E-waste has become a global problem. Unfortunately, the majority of discarded used technology, known as e-waste, is dumped or processed in unsafe conditions. Around 78% of electronic products aren’t properly recycled — and the garbage pile keeps growing.
In 2024, the world churned out 1.22 billion smartphones. Add this to the billions of TVs, laptops, and computers, and what we have is a saturated market that fuels a throwaway cycle.
A United Nations report forecasts that e-waste will grow to 80 million tonnes by 2030. “That’s enough to fill 1.5 million 40-ton trucks, which could circle the planet,” says Eric Ingebretsen, Chief Commercial Officer at SK Tes, which runs 40 global IT Asset Disposition (ITAD) sites and processes hundreds of millions of pounds of electronics annually.
Clearly, the world urgently needs e-waste projects that can reverse the global situation — while driving business.
A Danish robotic solution
At the Danish Technological Institute, researchers are building an AI-driven robotic system that could help tackle e-waste while scaling, modernising, and empowering the tech refurbishment industry.

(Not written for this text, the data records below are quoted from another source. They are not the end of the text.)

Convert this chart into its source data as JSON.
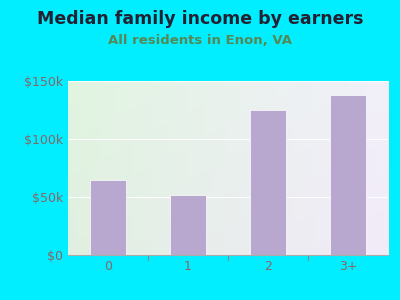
{
  "title": "Median family income by earners",
  "subtitle": "All residents in Enon, VA",
  "categories": [
    "0",
    "1",
    "2",
    "3+"
  ],
  "values": [
    65000,
    52000,
    125000,
    138000
  ],
  "bar_color": "#b8a8d0",
  "background_outer": "#00eeff",
  "background_inner_left": "#d8ecd0",
  "background_inner_right": "#e8f0f0",
  "background_inner_top": "#ddeedd",
  "title_color": "#222233",
  "subtitle_color": "#558855",
  "tick_label_color": "#886666",
  "axis_label_color": "#886666",
  "ylim": [
    0,
    150000
  ],
  "yticks": [
    0,
    50000,
    100000,
    150000
  ],
  "ytick_labels": [
    "$0",
    "$50k",
    "$100k",
    "$150k"
  ],
  "title_fontsize": 12.5,
  "subtitle_fontsize": 9.5,
  "tick_fontsize": 9
}
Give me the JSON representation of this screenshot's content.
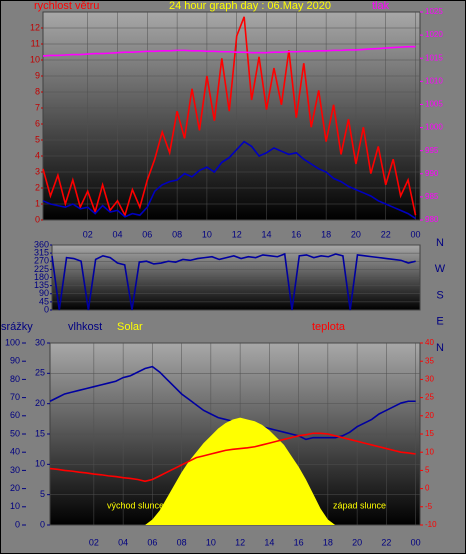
{
  "chart_data": [
    {
      "type": "line",
      "title": "24 hour graph day : 06.May 2020",
      "ylabel": "rychlost větru",
      "y2label": "tlak",
      "x": [
        -1,
        -0.5,
        0,
        0.5,
        1,
        1.5,
        2,
        2.5,
        3,
        3.5,
        4,
        4.5,
        5,
        5.5,
        6,
        6.5,
        7,
        7.5,
        8,
        8.5,
        9,
        9.5,
        10,
        10.5,
        11,
        11.5,
        12,
        12.5,
        13,
        13.5,
        14,
        14.5,
        15,
        15.5,
        16,
        16.5,
        17,
        17.5,
        18,
        18.5,
        19,
        19.5,
        20,
        20.5,
        21,
        21.5,
        22,
        22.5,
        23,
        23.5,
        24
      ],
      "xlim": [
        -1,
        24.3
      ],
      "xticks": [
        {
          "value": 2,
          "label": "02"
        },
        {
          "value": 4,
          "label": "04"
        },
        {
          "value": 6,
          "label": "06"
        },
        {
          "value": 8,
          "label": "08"
        },
        10,
        12,
        14,
        16,
        18,
        20,
        22,
        {
          "value": 24,
          "label": "00"
        }
      ],
      "ylim": [
        0,
        13
      ],
      "yticks": [
        0,
        1,
        2,
        3,
        4,
        5,
        6,
        7,
        8,
        9,
        10,
        11,
        12
      ],
      "y2lim": [
        980,
        1025
      ],
      "y2ticks": [
        980,
        985,
        990,
        995,
        1000,
        1005,
        1010,
        1015,
        1020,
        1025
      ],
      "series": [
        {
          "color": "#ff0000",
          "values": [
            3.2,
            1.5,
            2.8,
            1.0,
            2.5,
            0.8,
            1.8,
            0.5,
            2.2,
            0.6,
            1.2,
            0.3,
            1.9,
            0.8,
            2.5,
            3.8,
            5.5,
            4.2,
            6.8,
            5.1,
            8.2,
            5.6,
            9.0,
            6.2,
            10.1,
            6.8,
            11.5,
            12.7,
            7.5,
            10.2,
            6.9,
            9.5,
            7.2,
            10.6,
            6.4,
            9.8,
            5.8,
            8.1,
            4.9,
            7.2,
            4.1,
            6.3,
            3.5,
            5.8,
            2.9,
            4.6,
            2.2,
            3.8,
            1.5,
            2.5,
            0.3
          ]
        },
        {
          "color": "#0000c0",
          "values": [
            1.2,
            1.0,
            0.9,
            0.8,
            1.0,
            0.7,
            0.8,
            0.4,
            0.9,
            0.5,
            0.6,
            0.2,
            0.4,
            0.3,
            0.8,
            1.8,
            2.2,
            2.4,
            2.5,
            2.9,
            2.7,
            3.1,
            3.3,
            3.0,
            3.6,
            3.9,
            4.4,
            4.9,
            4.6,
            4.0,
            4.2,
            4.5,
            4.3,
            4.1,
            4.2,
            3.8,
            3.5,
            3.2,
            3.0,
            2.6,
            2.4,
            2.1,
            1.9,
            1.7,
            1.5,
            1.2,
            1.0,
            0.8,
            0.6,
            0.4,
            0.1
          ]
        },
        {
          "color": "#ff00ff",
          "axis": "y2",
          "values": [
            1015.5,
            1015.6,
            1015.6,
            1015.7,
            1015.8,
            1015.8,
            1015.9,
            1016.0,
            1016.0,
            1016.1,
            1016.2,
            1016.3,
            1016.3,
            1016.4,
            1016.5,
            1016.5,
            1016.6,
            1016.6,
            1016.7,
            1016.7,
            1016.6,
            1016.6,
            1016.5,
            1016.5,
            1016.4,
            1016.4,
            1016.3,
            1016.3,
            1016.2,
            1016.2,
            1016.2,
            1016.3,
            1016.3,
            1016.4,
            1016.4,
            1016.5,
            1016.5,
            1016.6,
            1016.6,
            1016.7,
            1016.7,
            1016.8,
            1016.8,
            1016.9,
            1017.0,
            1017.1,
            1017.2,
            1017.3,
            1017.4,
            1017.5,
            1017.5
          ]
        }
      ]
    },
    {
      "type": "line",
      "direction_labels": [
        "N",
        "W",
        "S",
        "E",
        "N"
      ],
      "x": [
        -1,
        -0.5,
        0,
        0.5,
        1,
        1.5,
        2,
        2.5,
        3,
        3.5,
        4,
        4.5,
        5,
        5.5,
        6,
        6.5,
        7,
        7.5,
        8,
        8.5,
        9,
        9.5,
        10,
        10.5,
        11,
        11.5,
        12,
        12.5,
        13,
        13.5,
        14,
        14.5,
        15,
        15.5,
        16,
        16.5,
        17,
        17.5,
        18,
        18.5,
        19,
        19.5,
        20,
        20.5,
        21,
        21.5,
        22,
        22.5,
        23,
        23.5,
        24
      ],
      "xlim": [
        -1,
        24.3
      ],
      "ylim": [
        0,
        360
      ],
      "yticks": [
        0,
        45,
        90,
        135,
        180,
        225,
        270,
        315,
        360
      ],
      "series": [
        {
          "color": "#0000a0",
          "values": [
            300,
            0,
            290,
            285,
            270,
            0,
            280,
            300,
            290,
            260,
            250,
            0,
            265,
            270,
            255,
            260,
            270,
            265,
            280,
            275,
            285,
            290,
            295,
            280,
            290,
            300,
            285,
            295,
            290,
            305,
            300,
            295,
            310,
            0,
            300,
            305,
            290,
            300,
            295,
            310,
            300,
            0,
            305,
            300,
            295,
            290,
            285,
            280,
            275,
            260,
            270
          ]
        }
      ]
    },
    {
      "type": "line",
      "ylabel": "srážky",
      "annotations": [
        "východ slunce",
        "západ slunce"
      ],
      "x": [
        -1,
        -0.5,
        0,
        0.5,
        1,
        1.5,
        2,
        2.5,
        3,
        3.5,
        4,
        4.5,
        5,
        5.5,
        6,
        6.5,
        7,
        7.5,
        8,
        8.5,
        9,
        9.5,
        10,
        10.5,
        11,
        11.5,
        12,
        12.5,
        13,
        13.5,
        14,
        14.5,
        15,
        15.5,
        16,
        16.5,
        17,
        17.5,
        18,
        18.5,
        19,
        19.5,
        20,
        20.5,
        21,
        21.5,
        22,
        22.5,
        23,
        23.5,
        24
      ],
      "xlim": [
        -1,
        24.3
      ],
      "xticks": [
        {
          "value": 2,
          "label": "02"
        },
        {
          "value": 4,
          "label": "04"
        },
        {
          "value": 6,
          "label": "06"
        },
        {
          "value": 8,
          "label": "08"
        },
        10,
        12,
        14,
        16,
        18,
        20,
        22,
        {
          "value": 24,
          "label": "00"
        }
      ],
      "ylim": [
        0,
        100
      ],
      "yticks": [
        0,
        10,
        20,
        30,
        40,
        50,
        60,
        70,
        80,
        90,
        100
      ],
      "y3lim": [
        0,
        30
      ],
      "y3ticks": [
        0,
        5,
        10,
        15,
        20,
        25,
        30
      ],
      "y2lim": [
        -10,
        40
      ],
      "y2ticks": [
        -10,
        -5,
        0,
        5,
        10,
        15,
        20,
        25,
        30,
        35,
        40
      ],
      "series": [
        {
          "name": "vlhkost",
          "color": "#0000a0",
          "values": [
            68,
            70,
            72,
            73,
            74,
            75,
            76,
            77,
            78,
            79,
            81,
            82,
            84,
            86,
            87,
            84,
            80,
            76,
            72,
            69,
            66,
            63,
            61,
            59,
            58,
            57,
            56,
            56,
            55,
            54,
            53,
            52,
            51,
            50,
            49,
            47,
            48,
            48,
            48,
            48,
            49,
            51,
            54,
            56,
            58,
            61,
            63,
            65,
            67,
            68,
            68
          ]
        },
        {
          "name": "Solar",
          "color": "#ffff00",
          "style": "area",
          "values": [
            0,
            0,
            0,
            0,
            0,
            0,
            0,
            0,
            0,
            0,
            0,
            0,
            0,
            0,
            3,
            8,
            15,
            22,
            29,
            35,
            40,
            45,
            49,
            53,
            56,
            58,
            59,
            58,
            57,
            55,
            52,
            48,
            44,
            38,
            32,
            25,
            17,
            9,
            3,
            0,
            0,
            0,
            0,
            0,
            0,
            0,
            0,
            0,
            0,
            0,
            0
          ]
        },
        {
          "name": "teplota",
          "color": "#ff0000",
          "axis": "y2",
          "values": [
            5.5,
            5.3,
            5,
            4.8,
            4.5,
            4.3,
            4,
            3.8,
            3.5,
            3.3,
            3,
            2.8,
            2.5,
            2,
            2.5,
            3.5,
            4.5,
            5.5,
            6.5,
            7.5,
            8.5,
            9,
            9.5,
            10,
            10.5,
            10.8,
            11,
            11.2,
            11.5,
            12,
            12.5,
            13,
            13.5,
            14,
            14.5,
            14.8,
            15.2,
            15.2,
            15,
            14.5,
            14,
            13.5,
            13,
            12.5,
            12,
            11.5,
            11,
            10.5,
            10,
            9.8,
            9.5
          ]
        }
      ]
    }
  ]
}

The system is equipped with a robotic arm, a dedicated toolbox, and a camera. It’s trained to replace laptop screens — a manual and time-consuming task that local businesses struggle to find workers for due to the tedious processes involved, Olsen said.
Olsen and his team have already trained the robot to replace screens of two laptop models and their submodels. They’re now hard at work to expand the robot’s screen disassembly capabilities to more laptop models and brands.